Worldwide vertical market IT spending is projected to total $2,7-trillion in 2009, a 0,5% increase from 2008. According to Gartner, utilities, healthcare and government are expected to be the strongest-growing segments of the market this year.
"The economic slowdown triggered by the US subprime market crisis, along with fluctuating oil prices and currency exchange rates impacted many industries and countries around the world in IT spending," says John-David Lovelock, research vice-president for Gartner.
"Internal spending, hardware and system integration in the financial sector were particularly hard-hit in 2008 and will continue suffering through 2009. In contrast, healthcare grew 8,3% worldwide in 2008, and utilities grew 7,7%."
The utilities industry is forecast to grow the most in 2009 with 2,9% growth. Smart grids and energy supplies are viewed as national and strategic issues in many countries, and spending on IT is a necessity.
"The healthcare industry is expected to post the second-highest increase in 2009 with 2,2% growth.

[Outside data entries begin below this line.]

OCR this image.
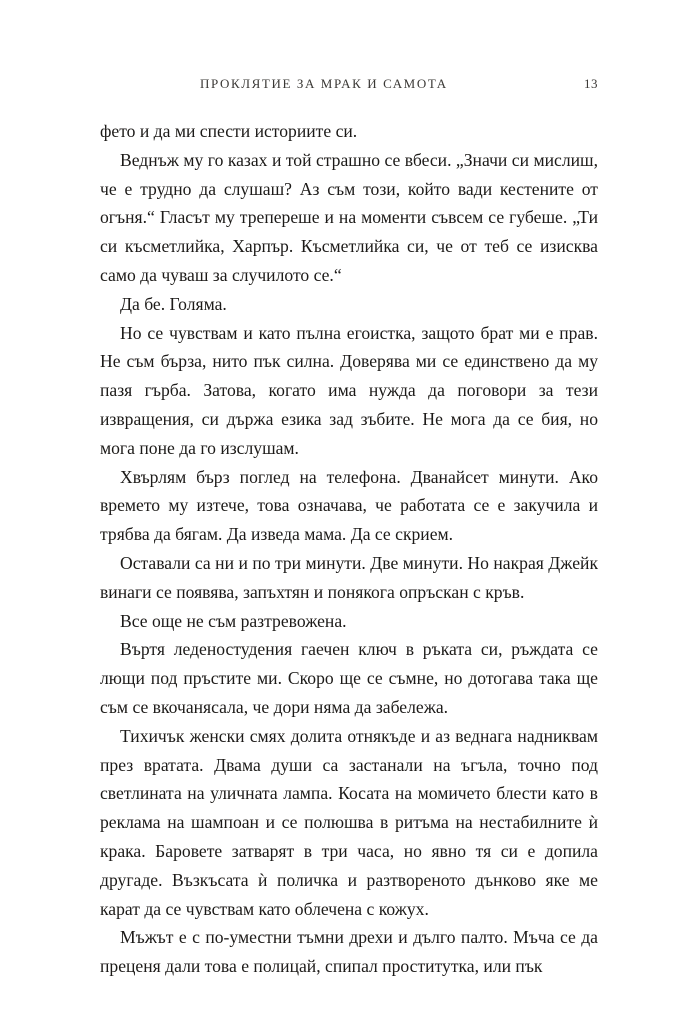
ПРОКЛЯТИЕ ЗА МРАК И САМОТА	13

фето и да ми спести историите си.

Веднъж му го казах и той страшно се вбеси. „Значи си мислиш, че е трудно да слушаш? Аз съм този, който вади кестените от огъня.“ Гласът му трепереше и на моменти съвсем се губеше. „Ти си късметлийка, Харпър. Късметлийка си, че от теб се изисква само да чуваш за случилото се.“

Да бе. Голяма.

Но се чувствам и като пълна егоистка, защото брат ми е прав. Не съм бърза, нито пък силна. Доверява ми се единствено да му пазя гърба. Затова, когато има нужда да поговори за тези извращения, си държа езика зад зъбите. Не мога да се бия, но мога поне да го изслушам.

Хвърлям бърз поглед на телефона. Дванайсет минути. Ако времето му изтече, това означава, че работата се е закучила и трябва да бягам. Да изведа мама. Да се скрием.

Оставали са ни и по три минути. Две минути. Но накрая Джейк винаги се появява, запъхтян и понякога опръскан с кръв.

Все още не съм разтревожена.

Въртя леденостудения гаечен ключ в ръката си, ръждата се лющи под пръстите ми. Скоро ще се съмне, но дотогава така ще съм се вкочанясала, че дори няма да забележа.

Тихичък женски смях долита отнякъде и аз веднага надниквам през вратата. Двама души са застанали на ъгъла, точно под светлината на уличната лампа. Косата на момичето блести като в реклама на шампоан и се полюшва в ритъма на нестабилните ѝ крака. Баровете затварят в три часа, но явно тя си е допила другаде. Възкъсата ѝ поличка и разтвореното дънково яке ме карат да се чувствам като облечена с кожух.

Мъжът е с по-уместни тъмни дрехи и дълго палто. Мъча се да преценя дали това е полицай, спипал проститутка, или пък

Countries in which healthcare is primarily publicly funded will be sheltered from the worst of the economic turmoil, and governments tend to keep healthcare funding at least stable during the worst economic conditions.
Uncertainty about the depth and duration of the economic slowdown dominated the banking and investment sector in the last quarter of 2008. This uncertainty led to declines and postponements in IT spending at many large financial services companies, and this is expected to continue in 2009 as worldwide financial services IT spending is forecast to decline 0,7%.

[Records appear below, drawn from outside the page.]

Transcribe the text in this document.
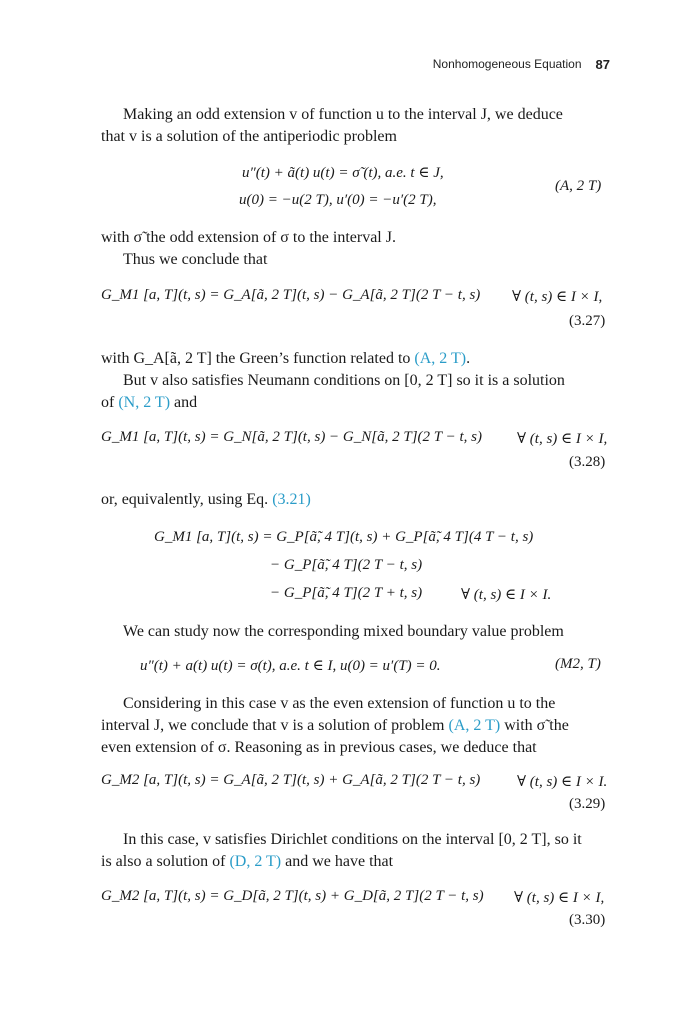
Nonhomogeneous Equation 87
Making an odd extension v of function u to the interval J, we deduce
that v is a solution of the antiperiodic problem
u″(t) + ã(t) u(t) = σ̃ (t), a.e. t ∈ J,
u(0) = −u(2 T), u′(0) = −u′(2 T),
(A, 2 T)
with σ̃ the odd extension of σ to the interval J.
Thus we conclude that
G_M1 [a, T](t, s) = G_A[ã, 2 T](t, s) − G_A[ã, 2 T](2 T − t, s) ∀ (t, s) ∈ I × I,
(3.27)
with G_A[ã, 2 T] the Green’s function related to (A, 2 T).
But v also satisfies Neumann conditions on [0, 2 T] so it is a solution
of (N, 2 T) and
G_M1 [a, T](t, s) = G_N[ã, 2 T](t, s) − G_N[ã, 2 T](2 T − t, s) ∀ (t, s) ∈ I × I,
(3.28)
or, equivalently, using Eq. (3.21)
G_M1 [a, T](t, s) = G_P[ã̃, 4 T](t, s) + G_P[ã̃, 4 T](4 T − t, s)
− G_P[ã̃, 4 T](2 T − t, s)
− G_P[ã̃, 4 T](2 T + t, s)	∀ (t, s) ∈ I × I.
We can study now the corresponding mixed boundary value problem
u″(t) + a(t) u(t) = σ(t), a.e. t ∈ I, u(0) = u′(T) = 0.	(M2, T)
Considering in this case v as the even extension of function u to the
interval J, we conclude that v is a solution of problem (A, 2 T) with σ̃ the
even extension of σ. Reasoning as in previous cases, we deduce that
G_M2 [a, T](t, s) = G_A[ã, 2 T](t, s) + G_A[ã, 2 T](2 T − t, s) ∀ (t, s) ∈ I × I.
(3.29)
In this case, v satisfies Dirichlet conditions on the interval [0, 2 T], so it
is also a solution of (D, 2 T) and we have that
G_M2 [a, T](t, s) = G_D[ã, 2 T](t, s) + G_D[ã, 2 T](2 T − t, s) ∀ (t, s) ∈ I × I,
(3.30)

The US financial services sector is forecast to be hardest hit, however, major IT investments in less-affected countries such as Canada and Mexico and regions such as the Middle East and Africa will minimise the decline in the sector worldwide
"The slowdown in economic output (revenue) growth will continue to have a significant, but uneven, impact on IT spending across industries and within industries, as companies continue to adjust cost structures to preserve earnings. Technology service providers that go to market aware of and aligned to industry subsectors needs will perform best," says Lovelock.